また、「返信できない、連絡が取れない」ということが問題となり、ヨーロッパの一部の国では法的に規制されているため注意が必要です。
スパム対策プラグインなどの導入
迷惑メール対策の基本は、スパム対策プラグインなどの導入です。既にブラックリスト化されているメールアドレスやIPによる送信を弾くということが基本的な機能になります。
一般的には、既に世界的にスパム判定されているメールアドレス、IPアドレス、メール内容に対してフィルタリングをします。
コメント内で許可されないキーワードの設定(ブラックリスト)
手動でメールフォーム内での使用禁止ワード設定をする、WordPressであればディスカッション設定で、「コメント内で許可されないキーワードの設定(コメントブラックリスト)」に、使用禁止語句や拒否するメールアドレス等を追加していくという方法もあります。
メールアドレスの@以降のドメイン部分を設定すると、そのドメインのメールアドレスは使用できないようになります。
メール本文欄の「URL入力の禁止」
迷惑メール(スパムメール)、営業メールは、どこかのサイトへの誘導を目的としていることがほとんどなので、メールフォームの本文入力欄に対して「URL入力の禁止」を行うと、その数が激減することがあります。

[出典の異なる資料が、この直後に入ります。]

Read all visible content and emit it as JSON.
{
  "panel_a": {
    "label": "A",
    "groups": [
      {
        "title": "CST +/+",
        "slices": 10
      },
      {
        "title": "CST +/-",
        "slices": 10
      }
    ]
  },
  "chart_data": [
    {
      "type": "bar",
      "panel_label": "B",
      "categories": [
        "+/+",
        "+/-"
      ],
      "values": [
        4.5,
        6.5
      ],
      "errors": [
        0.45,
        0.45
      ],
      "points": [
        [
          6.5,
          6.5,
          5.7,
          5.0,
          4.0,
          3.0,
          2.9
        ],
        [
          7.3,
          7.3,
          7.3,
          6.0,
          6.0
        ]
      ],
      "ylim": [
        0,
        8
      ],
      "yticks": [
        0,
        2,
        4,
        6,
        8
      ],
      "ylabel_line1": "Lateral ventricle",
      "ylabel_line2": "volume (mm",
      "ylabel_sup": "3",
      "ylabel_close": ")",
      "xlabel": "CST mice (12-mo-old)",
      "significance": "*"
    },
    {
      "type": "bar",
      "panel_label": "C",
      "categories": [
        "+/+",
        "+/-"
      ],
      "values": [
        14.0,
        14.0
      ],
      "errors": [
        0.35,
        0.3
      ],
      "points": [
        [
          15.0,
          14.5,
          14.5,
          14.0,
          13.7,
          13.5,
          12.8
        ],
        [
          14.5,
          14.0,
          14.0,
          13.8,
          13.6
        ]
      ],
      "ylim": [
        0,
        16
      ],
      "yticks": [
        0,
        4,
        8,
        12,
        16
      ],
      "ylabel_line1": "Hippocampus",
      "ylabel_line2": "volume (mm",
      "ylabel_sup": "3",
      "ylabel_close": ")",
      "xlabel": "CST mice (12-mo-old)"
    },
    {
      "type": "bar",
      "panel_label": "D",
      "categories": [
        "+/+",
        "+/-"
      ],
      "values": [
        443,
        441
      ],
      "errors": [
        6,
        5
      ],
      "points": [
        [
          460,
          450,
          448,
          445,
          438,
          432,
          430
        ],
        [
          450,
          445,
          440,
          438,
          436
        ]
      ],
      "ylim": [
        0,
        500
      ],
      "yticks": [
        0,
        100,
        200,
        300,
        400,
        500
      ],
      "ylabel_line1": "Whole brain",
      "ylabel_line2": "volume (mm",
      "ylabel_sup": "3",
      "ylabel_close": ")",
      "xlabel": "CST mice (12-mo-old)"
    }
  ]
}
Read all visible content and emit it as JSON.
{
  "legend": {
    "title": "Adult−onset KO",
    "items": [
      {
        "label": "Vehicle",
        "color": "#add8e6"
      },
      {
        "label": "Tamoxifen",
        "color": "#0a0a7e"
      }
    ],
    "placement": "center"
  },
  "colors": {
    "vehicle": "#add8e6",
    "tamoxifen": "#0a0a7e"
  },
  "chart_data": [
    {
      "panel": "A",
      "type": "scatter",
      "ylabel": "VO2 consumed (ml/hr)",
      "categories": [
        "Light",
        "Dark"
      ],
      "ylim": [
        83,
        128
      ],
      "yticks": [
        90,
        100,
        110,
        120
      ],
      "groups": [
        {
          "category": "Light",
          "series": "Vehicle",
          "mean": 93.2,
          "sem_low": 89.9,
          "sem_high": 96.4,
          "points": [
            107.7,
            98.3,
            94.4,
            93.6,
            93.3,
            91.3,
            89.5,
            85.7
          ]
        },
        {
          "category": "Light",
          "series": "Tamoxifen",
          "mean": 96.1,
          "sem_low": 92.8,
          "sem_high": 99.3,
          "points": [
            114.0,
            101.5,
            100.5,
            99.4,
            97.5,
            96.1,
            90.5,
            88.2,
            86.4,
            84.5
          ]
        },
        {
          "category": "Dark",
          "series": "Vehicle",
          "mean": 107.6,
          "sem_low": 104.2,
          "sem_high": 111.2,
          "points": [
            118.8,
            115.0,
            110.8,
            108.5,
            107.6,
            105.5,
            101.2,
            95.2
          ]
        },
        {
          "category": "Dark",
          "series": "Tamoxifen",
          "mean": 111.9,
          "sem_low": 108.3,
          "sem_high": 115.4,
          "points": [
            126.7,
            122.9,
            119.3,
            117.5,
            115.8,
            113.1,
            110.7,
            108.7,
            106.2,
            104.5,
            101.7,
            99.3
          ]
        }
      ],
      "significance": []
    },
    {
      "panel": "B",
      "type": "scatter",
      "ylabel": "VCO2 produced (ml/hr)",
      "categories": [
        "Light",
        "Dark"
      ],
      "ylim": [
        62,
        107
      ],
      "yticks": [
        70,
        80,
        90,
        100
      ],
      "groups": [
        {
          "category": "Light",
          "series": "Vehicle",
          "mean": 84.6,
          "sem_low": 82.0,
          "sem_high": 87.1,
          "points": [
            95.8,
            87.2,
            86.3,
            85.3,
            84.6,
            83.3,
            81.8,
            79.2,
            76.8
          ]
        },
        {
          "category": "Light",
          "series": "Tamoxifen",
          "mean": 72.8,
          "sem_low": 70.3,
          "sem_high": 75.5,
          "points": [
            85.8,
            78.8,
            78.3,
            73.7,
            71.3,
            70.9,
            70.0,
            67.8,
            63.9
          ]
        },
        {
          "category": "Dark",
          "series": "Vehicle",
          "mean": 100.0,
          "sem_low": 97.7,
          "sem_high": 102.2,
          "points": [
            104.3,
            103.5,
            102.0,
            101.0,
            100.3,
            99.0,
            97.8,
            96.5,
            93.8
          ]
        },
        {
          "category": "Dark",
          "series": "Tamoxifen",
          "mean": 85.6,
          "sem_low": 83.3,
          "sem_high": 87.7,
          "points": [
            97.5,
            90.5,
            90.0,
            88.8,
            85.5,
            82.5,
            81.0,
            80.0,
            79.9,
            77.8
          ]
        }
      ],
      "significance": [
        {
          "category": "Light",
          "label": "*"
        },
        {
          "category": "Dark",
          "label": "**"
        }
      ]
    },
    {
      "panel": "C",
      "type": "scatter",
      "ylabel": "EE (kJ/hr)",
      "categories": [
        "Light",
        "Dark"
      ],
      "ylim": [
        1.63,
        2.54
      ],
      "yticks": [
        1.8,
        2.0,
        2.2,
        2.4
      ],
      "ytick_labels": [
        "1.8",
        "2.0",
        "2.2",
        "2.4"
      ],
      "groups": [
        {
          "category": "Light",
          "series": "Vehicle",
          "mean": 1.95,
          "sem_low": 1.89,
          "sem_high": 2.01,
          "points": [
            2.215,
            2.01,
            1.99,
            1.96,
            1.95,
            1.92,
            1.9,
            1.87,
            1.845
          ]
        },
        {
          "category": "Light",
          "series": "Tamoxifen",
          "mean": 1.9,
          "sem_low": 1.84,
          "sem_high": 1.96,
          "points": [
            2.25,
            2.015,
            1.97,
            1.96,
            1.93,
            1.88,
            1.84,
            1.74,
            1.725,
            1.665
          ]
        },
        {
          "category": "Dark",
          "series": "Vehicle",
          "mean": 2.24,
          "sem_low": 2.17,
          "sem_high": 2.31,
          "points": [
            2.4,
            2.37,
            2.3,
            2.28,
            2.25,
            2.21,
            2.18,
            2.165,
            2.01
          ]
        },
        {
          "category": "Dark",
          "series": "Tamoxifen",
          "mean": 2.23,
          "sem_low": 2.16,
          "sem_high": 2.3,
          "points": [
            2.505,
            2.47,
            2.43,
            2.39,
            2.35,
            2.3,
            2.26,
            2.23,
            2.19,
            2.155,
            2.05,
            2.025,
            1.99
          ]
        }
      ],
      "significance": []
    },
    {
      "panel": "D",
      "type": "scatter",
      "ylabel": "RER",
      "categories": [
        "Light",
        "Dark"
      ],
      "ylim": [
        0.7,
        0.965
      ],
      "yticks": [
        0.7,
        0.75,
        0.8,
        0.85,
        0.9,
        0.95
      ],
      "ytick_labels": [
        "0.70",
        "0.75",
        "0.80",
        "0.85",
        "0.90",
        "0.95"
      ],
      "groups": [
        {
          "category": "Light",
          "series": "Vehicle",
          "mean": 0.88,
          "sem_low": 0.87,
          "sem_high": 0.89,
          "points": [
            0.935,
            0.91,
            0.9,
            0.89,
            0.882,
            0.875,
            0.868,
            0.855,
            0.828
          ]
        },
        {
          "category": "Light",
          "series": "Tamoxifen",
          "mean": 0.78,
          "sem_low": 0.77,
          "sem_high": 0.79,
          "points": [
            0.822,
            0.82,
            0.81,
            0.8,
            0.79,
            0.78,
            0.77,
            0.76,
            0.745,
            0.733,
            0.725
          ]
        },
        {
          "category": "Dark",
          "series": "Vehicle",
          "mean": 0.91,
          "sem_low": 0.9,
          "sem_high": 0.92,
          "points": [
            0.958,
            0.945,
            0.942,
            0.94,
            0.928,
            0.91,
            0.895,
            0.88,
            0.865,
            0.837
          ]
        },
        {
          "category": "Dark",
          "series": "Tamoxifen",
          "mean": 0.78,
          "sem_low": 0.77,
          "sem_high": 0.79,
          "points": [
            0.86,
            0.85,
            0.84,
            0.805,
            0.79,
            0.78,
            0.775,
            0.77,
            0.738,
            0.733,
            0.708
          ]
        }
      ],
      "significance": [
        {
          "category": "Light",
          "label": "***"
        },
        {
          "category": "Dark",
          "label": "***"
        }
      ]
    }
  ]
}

弊社の場合は、サービスの特性上、お問い合わせ内容にURLが入力ができるようにしておく必要がありますが、一般的な企業ホームページや店舗ホームページにおいては、メールフォームの本文へのURL入力許可はそれほど必要ではないと考えられます。
こうしたことから特に問題がなさそうであれば、URL入力を禁止しておくと良いと考えられます。
海外(国外)IPブロック
顧客層が日本国内のみなのであれば、海外(国外)のIPアドレスからのアクセスを根本から遮断するというのも有効です。
日本国内以外からのアクセスを遮断するというのが気がひける場合、スパムメール送信が多い国だけ遮断するという方法もあります。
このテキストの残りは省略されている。